Many items aren't marked, so be ready to ask and bargain on everything!  Many of these vendors love the sport of the deal.  Check out each aisle before you buy.  Sometimes the same merchandise is being sold at other booths for less.

Save at Auctions:  Cal and I owned a Goods and Services Auction business that benefited the nonprofit community.  If a charitable organization is planning an auction, you can offer to get something donated and go bid on it yourself.  Everybody wins.  The merchant gains community exposure, the nonprofit organization makes money and you'll probably make your purchase for much less than the retail price.  Sometimes, however, items do sell for more than retail because the audience is supporting the organization.  To save you money, this technique works best on unique or specialized items.  That generally reduces competition on the bidding.

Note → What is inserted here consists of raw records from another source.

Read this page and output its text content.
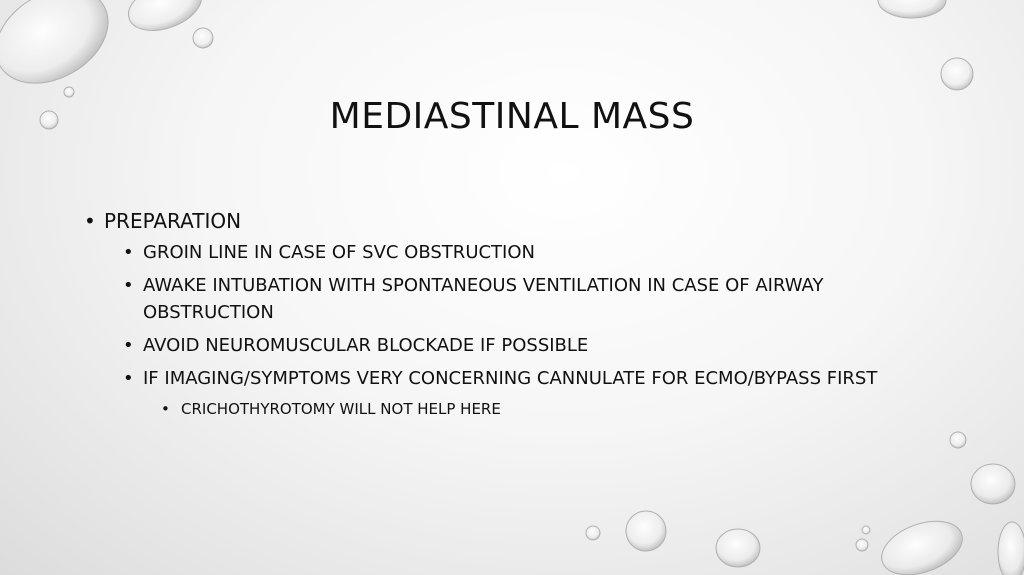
MEDIASTINAL MASS
• PREPARATION
• GROIN LINE IN CASE OF SVC OBSTRUCTION
• AWAKE INTUBATION WITH SPONTANEOUS VENTILATION IN CASE OF AIRWAY OBSTRUCTION
• AVOID NEUROMUSCULAR BLOCKADE IF POSSIBLE
• IF IMAGING/SYMPTOMS VERY CONCERNING CANNULATE FOR ECMO/BYPASS FIRST
• CRICHOTHYROTOMY WILL NOT HELP HERE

There are all kinds of auctions.  Real estate, art, antiques, junk, office equipment, and automobiles are auctioned on a regular basis.  School districts, police departments, cities and other government agencies hold auctions all the time.  EBay and other Internet sites are another fun way to buy or sell things.  Check the appendix for further information on auctions.  Be sure to be prepared with proper payment.  Some require cash, while others require cashier's checks just to obtain a bidding number.  Always go prepared, so you aren't disappointed.  Also be sure you know the conditions of the sale.  Many times your sale will be final -- no returns, no refunds.  Most of the time you will be buying the items "as is."  Know the price range of the items you will bid on.  If you're not sure, set a maximum figure in your own mind and stick to it.  Auction bidding can be very contagious, which could be costly in terms of dollars.  In other words, control yourself.

Be particularly cautious at auto auctions.  We recently attended our first one.  Some cars didn't even start and those that did were started only.  You couldn't test drive them or even see if the transmission worked.  This could result in major repair costs on your otherwise "great deal."  Some were from a towing yard and had no keys.  That is an additional expense to consider.  Also be sure you know about any tax, licensing or other fees that might be added to your final purchase costs.  We recommend you go and watch the first time and take your money only if you feel comfortable.  Many times used car dealers will be bidding against you.  The prices may not be as good as you would expect.  Just go with your eyes open and listen to the Holy Spirit for guidance.